A Copa do Mundo de 2026 contará com um reforço tecnológico que parece ter saído da ficção científica na segurança dos estádios: cães-robôs. Equipados com câmeras de alta resolução e visão noturna, os dispositivos serão utilizados para monitorar a movimentação dos torcedores, identificando possíveis situações de risco e comportamentos incomuns.
A inovação marcará presença nas áreas externas de arenas nos Estados Unidos e no México. Para tranquilizar o público, as autoridades de segurança e as empresas desenvolvedoras ressaltam um ponto fundamental: nenhum dos modelos atua armado.
Modelos em operação: EUA e México
Segundo informações divulgadas pela revista norte-americana Wired, a operação será dividida de acordo com as sedes e as empresas fornecedoras:
Estados Unidos: No entorno do gigantesco AT&T Stadium, em Dallas, as patrulhas serão realizadas pelo famoso modelo Spot, desenvolvido pela empresa norte-americana Boston Dynamics.
México: A vigilância do Estádio BBVA, na cidade de Guadalupe — que receberá quatro partidas do torneio —, ficará a cargo de quatro unidades do modelo K9-X, fabricado pela chinesa Unitree Robotics.
Diferentemente do modelo operado nos EUA, o K9-X é controlado remotamente por humanos.
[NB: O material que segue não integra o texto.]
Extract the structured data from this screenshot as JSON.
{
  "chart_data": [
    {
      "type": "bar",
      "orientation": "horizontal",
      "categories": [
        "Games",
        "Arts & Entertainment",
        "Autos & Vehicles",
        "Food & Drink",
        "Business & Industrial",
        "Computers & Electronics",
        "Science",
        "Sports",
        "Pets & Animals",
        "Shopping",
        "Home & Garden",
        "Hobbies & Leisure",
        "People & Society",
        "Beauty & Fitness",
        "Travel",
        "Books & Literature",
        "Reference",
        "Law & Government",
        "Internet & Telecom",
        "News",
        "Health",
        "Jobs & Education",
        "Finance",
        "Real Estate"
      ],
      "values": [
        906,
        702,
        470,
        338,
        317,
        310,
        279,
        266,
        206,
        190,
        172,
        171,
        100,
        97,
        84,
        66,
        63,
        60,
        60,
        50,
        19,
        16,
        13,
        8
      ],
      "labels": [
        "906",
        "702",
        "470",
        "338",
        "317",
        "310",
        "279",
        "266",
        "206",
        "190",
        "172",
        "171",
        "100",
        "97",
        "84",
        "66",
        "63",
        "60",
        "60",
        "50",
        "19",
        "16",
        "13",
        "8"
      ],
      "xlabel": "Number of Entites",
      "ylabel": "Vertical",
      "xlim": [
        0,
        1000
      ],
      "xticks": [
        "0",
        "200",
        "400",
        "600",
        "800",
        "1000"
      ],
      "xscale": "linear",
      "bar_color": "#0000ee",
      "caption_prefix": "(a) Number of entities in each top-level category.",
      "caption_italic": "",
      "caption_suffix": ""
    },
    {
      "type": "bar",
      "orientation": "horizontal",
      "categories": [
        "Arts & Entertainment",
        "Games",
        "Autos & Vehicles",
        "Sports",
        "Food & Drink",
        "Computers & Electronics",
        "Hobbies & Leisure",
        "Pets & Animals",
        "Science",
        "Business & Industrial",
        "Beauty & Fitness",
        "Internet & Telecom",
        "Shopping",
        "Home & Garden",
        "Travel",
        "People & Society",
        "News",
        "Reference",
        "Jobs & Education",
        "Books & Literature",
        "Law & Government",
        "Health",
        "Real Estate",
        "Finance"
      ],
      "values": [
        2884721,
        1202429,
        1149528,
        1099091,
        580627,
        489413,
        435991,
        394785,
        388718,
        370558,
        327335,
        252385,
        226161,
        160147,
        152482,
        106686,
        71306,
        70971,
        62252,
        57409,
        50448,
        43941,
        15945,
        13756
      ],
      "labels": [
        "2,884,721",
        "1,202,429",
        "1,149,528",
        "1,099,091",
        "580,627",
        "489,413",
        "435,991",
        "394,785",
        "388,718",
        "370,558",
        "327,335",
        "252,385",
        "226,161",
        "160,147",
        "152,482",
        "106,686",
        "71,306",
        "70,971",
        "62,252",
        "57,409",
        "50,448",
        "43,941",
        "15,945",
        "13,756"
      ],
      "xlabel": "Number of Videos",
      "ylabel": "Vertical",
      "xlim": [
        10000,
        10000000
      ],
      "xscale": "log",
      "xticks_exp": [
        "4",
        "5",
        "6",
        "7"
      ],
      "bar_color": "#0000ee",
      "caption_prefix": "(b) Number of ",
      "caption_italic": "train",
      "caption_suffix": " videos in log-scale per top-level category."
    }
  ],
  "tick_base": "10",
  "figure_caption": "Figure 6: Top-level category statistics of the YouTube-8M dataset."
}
O equipamento já foi testado em cenários reais durante jogos do clube mexicano Monterrey. Ele funciona como uma ferramenta de apoio tático: ao detectar qualquer atividade ou comportamento suspeito, o robô envia alertas imediatos em tempo real para os operadores na central de segurança.
A estratégia e o debate sobre privacidade
A principal estratégia por trás da adoção dos robôs é ampliar o alcance do monitoramento de grandes multidões sem a necessidade de expor agentes de segurança a situações potencialmente perigosas ou a confrontos diretos iniciais.
Apesar dos benefícios táticos para o evento global, a novidade já levanta debates acalorados sobre vigilância em massa e privacidade. Nas redes sociais, torcedores e ativistas questionaram a possível integração de sistemas de reconhecimento facial aos robôs — uma tecnologia frequentemente criticada por falhas e viés de identificação.
Diante da repercussão, a Boston Dynamics se antecipou e garantiu que não utiliza ferramentas de reconhecimento facial no sistema integrado ao seu modelo Spot.